Image d'illustration. Google ChromeGoogle / PR-ADN
Une nouvelle campagne de logiciels espions menace la sécurité des internautes en exploitant les extensions de navigateur, transformant ces outils en vecteurs de logiciels malveillants. Découvrez comment ce procédé fonctionne et quelles mesures adopter pour se protéger efficacement.
Tl;dr
- 4,3 millions d’utilisateurs touchés par l’opération ShadyPanda.
- Extensions Chrome et Edge transformées en spyware par des mises à jour.
- Retirez les extensions compromises et changez vos mots de passe.
Des extensions de confiance détournées
Au fil des années, la campagne ShadyPanda a patiemment tissé sa toile. Si elle débute dès 2018 avec des applications anodines sur le Chrome Web Store et la plateforme d’Edge, ce n’est que cinq ans plus tard que la menace s’est réellement manifestée.
Ce sont pourtant des extensions à l’apparence bénigne — outils de productivité ou fonds d’écran — qui, profitant de leur réputation établie, ont reçu discrètement des mises à jour vérolées. Le piège était d’autant plus redoutable qu’il exploitait le système d’auto-mise à jour, normalement gage de sécurité, pour transformer des modules « sûrs » en véritables plateformes d’espionnage.
L’ampleur du piratage et ses mécanismes
La gravité de cette opération se mesure à l’aune de ses chiffres : selon Koi Security, pas moins de 4,3 millions d’utilisateurs auraient été victimes de ces 20 extensions Chrome et 125 sur Edge. Mais comment ces logiciels se sont-ils mués en menaces ? Après une période de dormance, ils se sont mis à injecter des codes dans les liens légitimes pour monétiser les achats réalisés par les internautes. La collecte s’est ensuite élargie : historique de navigation, requêtes, cookies, frappes clavier, données de session… jusqu’à permettre l’exécution à distance de code malveillant. On parle ici d’un contrôle quasi-total du navigateur.
Plus inquiétant encore, certaines extensions pratiquaient des attaques dites « adversary-in-the-middle », capables de dérober identifiants ou détourner sessions web à la volée. La ruse allait même jusqu’à désactiver toute activité suspecte si l’utilisateur ouvrait les outils développeurs du navigateur.

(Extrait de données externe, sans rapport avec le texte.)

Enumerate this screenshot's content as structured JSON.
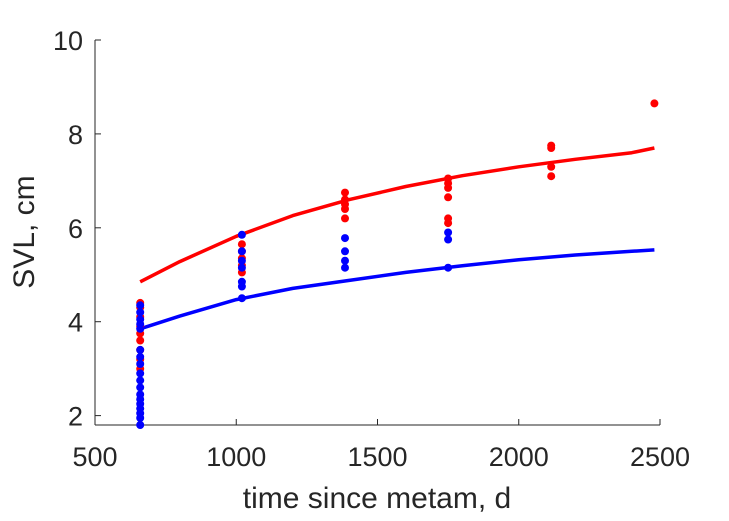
{
  "chart_data": {
    "type": "scatter",
    "title": "",
    "xlabel": "time since metam, d",
    "ylabel": "SVL, cm",
    "xlim": [
      500,
      2500
    ],
    "ylim": [
      1.8,
      10
    ],
    "xticks": [
      500,
      1000,
      1500,
      2000,
      2500
    ],
    "yticks": [
      2,
      4,
      6,
      8,
      10
    ],
    "grid": false,
    "legend": "none",
    "series": [
      {
        "kind": "points",
        "color": "#ff0000",
        "points": [
          [
            660,
            4.4
          ],
          [
            660,
            4.3
          ],
          [
            660,
            4.1
          ],
          [
            660,
            3.9
          ],
          [
            660,
            3.75
          ],
          [
            660,
            3.6
          ],
          [
            660,
            3.4
          ],
          [
            660,
            3.2
          ],
          [
            660,
            3.0
          ],
          [
            1020,
            5.65
          ],
          [
            1020,
            5.5
          ],
          [
            1020,
            5.35
          ],
          [
            1020,
            5.2
          ],
          [
            1020,
            5.05
          ],
          [
            1385,
            6.75
          ],
          [
            1385,
            6.6
          ],
          [
            1385,
            6.5
          ],
          [
            1385,
            6.4
          ],
          [
            1385,
            6.2
          ],
          [
            1750,
            7.05
          ],
          [
            1750,
            6.95
          ],
          [
            1750,
            6.85
          ],
          [
            1750,
            6.65
          ],
          [
            1750,
            6.2
          ],
          [
            1750,
            6.1
          ],
          [
            2115,
            7.75
          ],
          [
            2115,
            7.7
          ],
          [
            2115,
            7.3
          ],
          [
            2115,
            7.1
          ],
          [
            2480,
            8.65
          ]
        ]
      },
      {
        "kind": "points",
        "color": "#0000ff",
        "points": [
          [
            660,
            4.35
          ],
          [
            660,
            4.2
          ],
          [
            660,
            4.05
          ],
          [
            660,
            3.95
          ],
          [
            660,
            3.85
          ],
          [
            660,
            3.4
          ],
          [
            660,
            3.25
          ],
          [
            660,
            3.1
          ],
          [
            660,
            2.9
          ],
          [
            660,
            2.75
          ],
          [
            660,
            2.6
          ],
          [
            660,
            2.45
          ],
          [
            660,
            2.35
          ],
          [
            660,
            2.25
          ],
          [
            660,
            2.15
          ],
          [
            660,
            2.05
          ],
          [
            660,
            1.95
          ],
          [
            660,
            1.8
          ],
          [
            1020,
            5.85
          ],
          [
            1020,
            5.5
          ],
          [
            1020,
            5.3
          ],
          [
            1020,
            5.15
          ],
          [
            1020,
            4.85
          ],
          [
            1020,
            4.75
          ],
          [
            1020,
            4.5
          ],
          [
            1385,
            5.78
          ],
          [
            1385,
            5.5
          ],
          [
            1385,
            5.3
          ],
          [
            1385,
            5.15
          ],
          [
            1750,
            5.9
          ],
          [
            1750,
            5.75
          ],
          [
            1750,
            5.15
          ]
        ]
      },
      {
        "kind": "line",
        "color": "#ff0000",
        "x": [
          660,
          800,
          1000,
          1200,
          1400,
          1600,
          1800,
          2000,
          2200,
          2400,
          2480
        ],
        "y": [
          4.85,
          5.28,
          5.82,
          6.26,
          6.6,
          6.88,
          7.11,
          7.3,
          7.46,
          7.6,
          7.7
        ]
      },
      {
        "kind": "line",
        "color": "#0000ff",
        "x": [
          660,
          800,
          1000,
          1200,
          1400,
          1600,
          1800,
          2000,
          2200,
          2400,
          2480
        ],
        "y": [
          3.85,
          4.12,
          4.47,
          4.71,
          4.88,
          5.05,
          5.19,
          5.32,
          5.42,
          5.5,
          5.53
        ]
      }
    ]
  }
}
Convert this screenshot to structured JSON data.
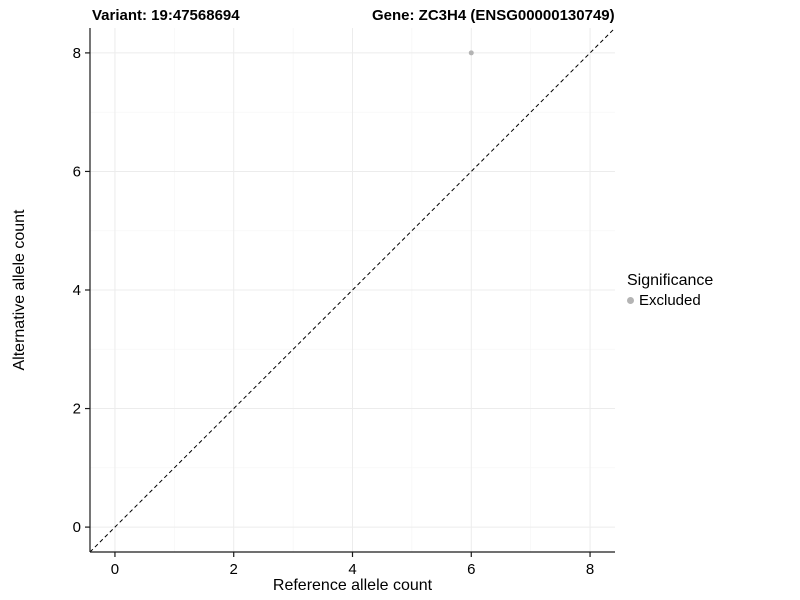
{
  "chart_data": {
    "type": "scatter",
    "title_left": "Variant: 19:47568694",
    "title_right": "Gene: ZC3H4 (ENSG00000130749)",
    "xlabel": "Reference allele count",
    "ylabel": "Alternative allele count",
    "xlim": [
      -0.42,
      8.42
    ],
    "ylim": [
      -0.42,
      8.42
    ],
    "xticks": [
      0,
      2,
      4,
      6,
      8
    ],
    "yticks": [
      0,
      2,
      4,
      6,
      8
    ],
    "grid": true,
    "points": [
      {
        "x": 6,
        "y": 8,
        "significance": "Excluded"
      }
    ],
    "reference_line": {
      "style": "dashed",
      "slope": 1,
      "intercept": 0,
      "color": "#000000"
    },
    "legend": {
      "title": "Significance",
      "position": "right",
      "items": [
        {
          "label": "Excluded",
          "color": "#b4b4b4"
        }
      ]
    },
    "colors": {
      "point_excluded": "#b4b4b4",
      "grid_major": "#ececec",
      "grid_minor": "#f6f6f6",
      "axis": "#1a1a1a",
      "text": "#000000",
      "background": "#ffffff"
    }
  }
}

Comment reconnaître et se prémunir des menaces ?
Si vous avez installé récemment une extension populaire comme Clean Master, WeTab ou Infinity V+, il est impératif de la supprimer sans délai. Mais ce n’est qu’une première étape pour limiter les dégâts potentiels. Voici quelques mesures complémentaires recommandées :
- Désinstallez toute extension inconnue ou inutilisée.
- Changez tous vos mots de passe — idéalement via un gestionnaire sécurisé.
- Mettez à jour votre antivirus et activez ses protections web additionnelles.
Sous surveillance continue
Malgré la suppression des extensions malicieuses du store officiel par Google, l’affaire ne semble pas terminée sur la plateforme d’Edge, où l’une d’elles affichait encore trois millions d’installations récemment.
Finalement, même si le risque zéro n’existe pas face à des campagnes aussi sophistiquées que celle-ci, la vigilance reste votre meilleure alliée : limiter le nombre d’extensions installées et examiner scrupuleusement leur origine demeure essentiel pour préserver votre vie privée en ligne.